The jury is still out on Cash for Clunkers here in the US, though new car sales seem to have improved in the past months.
But in Germany. where a similar cash for clunkers program began one year ago, car sales plunged off of the proverbial cliff, posting almost a 30% decline last month compared to February of 2009. And analysts are predicting that 2010 new car sales could drop as much as 30% for the entire year, compared with 2009.
This news does not bode well for the German auto industry, but will the same apply here? Did Cash for Clunkers really rob from future sales? Or did it help kickstart our economy?

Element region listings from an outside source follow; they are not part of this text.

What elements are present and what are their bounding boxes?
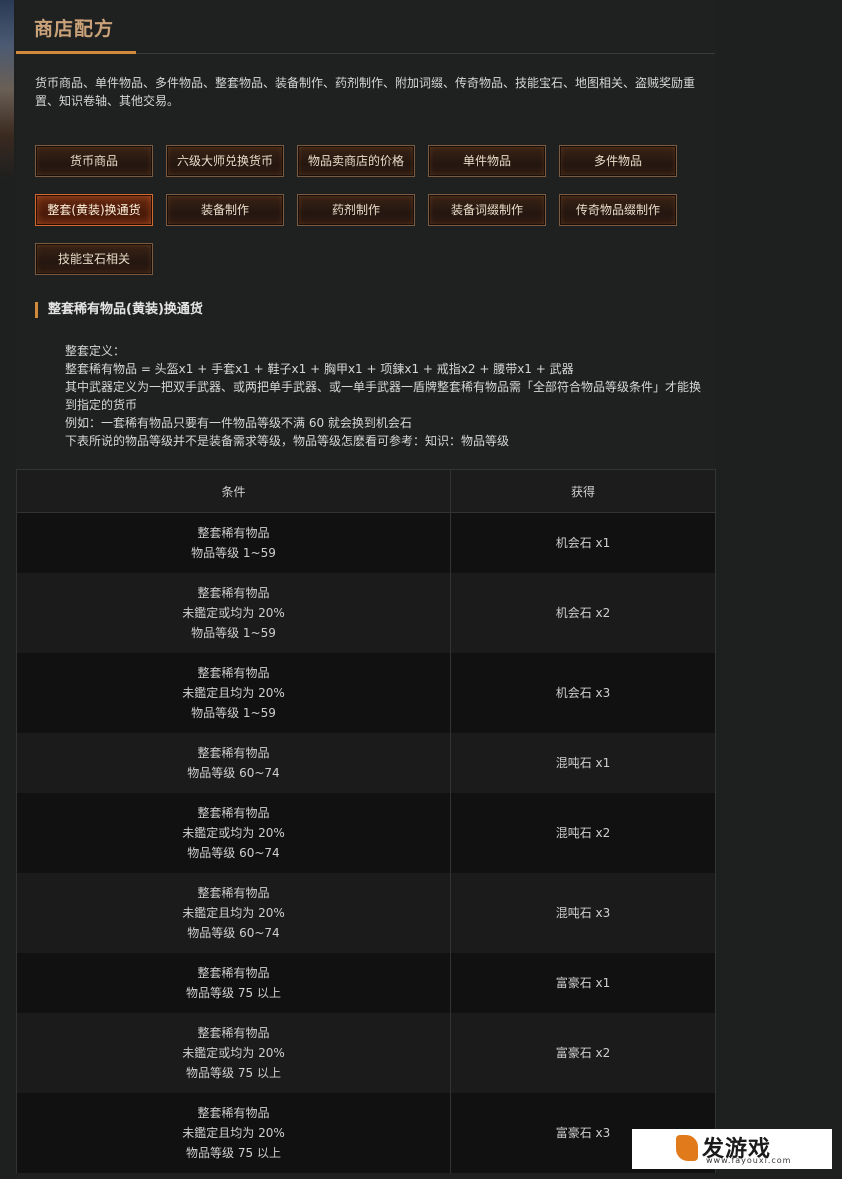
content-panel: 商店配方 货币商品、单件物品、多件物品、整套物品、装备制作、药剂制作、附加词缀、… xyxy=(16,0,716,1179)
condition-line: 物品等级 75 以上 xyxy=(186,986,281,1000)
recipe-table: 条件 获得 整套稀有物品 物品等级 1~59 机会石 x1 整套稀有物品 未鑑定… xyxy=(16,469,716,1173)
condition-line: 物品等级 1~59 xyxy=(191,706,276,720)
condition-line: 整套稀有物品 xyxy=(197,886,270,900)
reward-cell: 机会石 x3 xyxy=(450,653,716,733)
reward-cell: 机会石 x2 xyxy=(450,573,716,653)
site-watermark: 发游戏 www.fayouxi.com xyxy=(632,1129,832,1169)
condition-line: 未鑑定且均为 20% xyxy=(182,1126,285,1140)
condition-line: 未鑑定且均为 20% xyxy=(182,906,285,920)
watermark-logo-icon xyxy=(676,1135,698,1161)
condition-line: 未鑑定或均为 20% xyxy=(182,1046,285,1060)
table-row: 整套稀有物品 未鑑定且均为 20% 物品等级 60~74 混吨石 x3 xyxy=(16,873,716,953)
side-background-art xyxy=(0,0,14,180)
set-definition: 整套定义： 整套稀有物品 = 头盔x1 + 手套x1 + 鞋子x1 + 胸甲x1… xyxy=(65,342,710,450)
table-row: 整套稀有物品 未鑑定或均为 20% 物品等级 60~74 混吨石 x2 xyxy=(16,793,716,873)
table-row: 整套稀有物品 物品等级 1~59 机会石 x1 xyxy=(16,512,716,573)
reward-cell: 混吨石 x3 xyxy=(450,873,716,953)
condition-line: 整套稀有物品 xyxy=(197,586,270,600)
condition-line: 整套稀有物品 xyxy=(197,1106,270,1120)
condition-line: 物品等级 75 以上 xyxy=(186,1146,281,1160)
tab-single-item[interactable]: 单件物品 xyxy=(428,145,546,177)
intro-text: 货币商品、单件物品、多件物品、整套物品、装备制作、药剂制作、附加词缀、传奇物品、… xyxy=(35,76,696,108)
definition-line: 例如：一套稀有物品只要有一件物品等级不满 60 就会换到机会石 xyxy=(65,416,412,430)
condition-line: 整套稀有物品 xyxy=(197,966,270,980)
reward-cell: 混吨石 x1 xyxy=(450,733,716,793)
tab-potion-crafting[interactable]: 药剂制作 xyxy=(297,194,415,226)
table-row: 整套稀有物品 未鑑定或均为 20% 物品等级 1~59 机会石 x2 xyxy=(16,573,716,653)
condition-line: 未鑑定且均为 20% xyxy=(182,686,285,700)
table-row: 整套稀有物品 物品等级 75 以上 富豪石 x1 xyxy=(16,953,716,1013)
condition-cell: 整套稀有物品 未鑑定且均为 20% 物品等级 75 以上 xyxy=(16,1093,451,1173)
table-row: 整套稀有物品 未鑑定且均为 20% 物品等级 75 以上 富豪石 x3 xyxy=(16,1093,716,1173)
condition-cell: 整套稀有物品 物品等级 60~74 xyxy=(16,733,451,793)
condition-line: 物品等级 1~59 xyxy=(191,546,276,560)
condition-line: 未鑑定或均为 20% xyxy=(182,606,285,620)
table-header-row: 条件 获得 xyxy=(16,469,716,513)
reward-cell: 富豪石 x2 xyxy=(450,1013,716,1093)
condition-cell: 整套稀有物品 物品等级 1~59 xyxy=(16,512,451,573)
tab-currency-goods[interactable]: 货币商品 xyxy=(35,145,153,177)
tab-skill-gems[interactable]: 技能宝石相关 xyxy=(35,243,153,275)
reward-cell: 富豪石 x1 xyxy=(450,953,716,1013)
condition-line: 物品等级 75 以上 xyxy=(186,1066,281,1080)
header-reward: 获得 xyxy=(450,469,716,513)
tab-full-set-exchange[interactable]: 整套(黄装)换通货 xyxy=(35,194,153,226)
definition-line: 下表所说的物品等级并不是装备需求等级，物品等级怎麽看可参考：知识：物品等级 xyxy=(65,434,510,448)
condition-line: 物品等级 60~74 xyxy=(187,766,280,780)
condition-cell: 整套稀有物品 未鑑定或均为 20% 物品等级 60~74 xyxy=(16,793,451,873)
condition-line: 整套稀有物品 xyxy=(197,526,270,540)
tab-multi-item[interactable]: 多件物品 xyxy=(559,145,677,177)
table-row: 整套稀有物品 未鑑定且均为 20% 物品等级 1~59 机会石 x3 xyxy=(16,653,716,733)
condition-line: 物品等级 60~74 xyxy=(187,846,280,860)
condition-line: 未鑑定或均为 20% xyxy=(182,826,285,840)
reward-cell: 机会石 x1 xyxy=(450,512,716,573)
section-title: 整套稀有物品(黄装)换通货 xyxy=(35,302,203,318)
condition-line: 物品等级 60~74 xyxy=(187,926,280,940)
tab-master-exchange[interactable]: 六级大师兑换货币 xyxy=(166,145,284,177)
table-row: 整套稀有物品 未鑑定或均为 20% 物品等级 75 以上 富豪石 x2 xyxy=(16,1013,716,1093)
header-condition: 条件 xyxy=(16,469,451,513)
definition-line: 整套定义： xyxy=(65,344,126,358)
condition-line: 整套稀有物品 xyxy=(197,666,270,680)
condition-cell: 整套稀有物品 未鑑定且均为 20% 物品等级 60~74 xyxy=(16,873,451,953)
condition-cell: 整套稀有物品 未鑑定或均为 20% 物品等级 75 以上 xyxy=(16,1013,451,1093)
tab-affix-crafting[interactable]: 装备词缀制作 xyxy=(428,194,546,226)
condition-line: 整套稀有物品 xyxy=(197,1026,270,1040)
title-underline xyxy=(16,51,136,54)
page-title: 商店配方 xyxy=(34,18,115,40)
table-row: 整套稀有物品 物品等级 60~74 混吨石 x1 xyxy=(16,733,716,793)
tab-sell-prices[interactable]: 物品卖商店的价格 xyxy=(297,145,415,177)
condition-line: 整套稀有物品 xyxy=(197,746,270,760)
definition-line: 其中武器定义为一把双手武器、或两把单手武器、或一单手武器一盾牌整套稀有物品需「全… xyxy=(65,380,702,412)
tab-legendary-crafting[interactable]: 传奇物品缀制作 xyxy=(559,194,677,226)
definition-line: 整套稀有物品 = 头盔x1 + 手套x1 + 鞋子x1 + 胸甲x1 + 项鍊x… xyxy=(65,362,574,376)
condition-cell: 整套稀有物品 物品等级 75 以上 xyxy=(16,953,451,1013)
condition-line: 整套稀有物品 xyxy=(197,806,270,820)
reward-cell: 混吨石 x2 xyxy=(450,793,716,873)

There are two fundamental differences between the car economy in Germany and America. Germany exports as many cars as it buys at home. The German Cash for Clunkers program was also twice the size of the American program, and German automotive exports have been growing for five months. So, in a sense, their program was more expensive, but it worked. Still, experts predict that Germans will buy between 2.7 million and 3 million cars in 2010, compared with 3.8 million in 2009. So the argument could be made that Cash for Clunkers did rob from future sales, at least in Germany, though nothing is ever quite so clear cut.
Meanwhile, US auto sales in 2009 were at 10.4 million, putting America behind China in total number of cars sold. But both GM and Ford reported impressive sales gains last month compared with February 2009, considered the heart of the Great Recession. Ford sales are up 43%, while GM’s sales are up 12%, the opposite of what is happening in Germany. Industry wide, sales are expected to increase 10-15% over February 2009. But while Germany’s Cash for Clunkers program began in February and ended in September. The US program lasted just about a month, from July to August–and burned through $3 billion in that short time while fueling about 700,000 new car sales.
We’ll have to wait for the summer to see what happens, though with Toyota hurting from recall problems, this is an unprecedented chance for the domestic companies to make a strong comeback.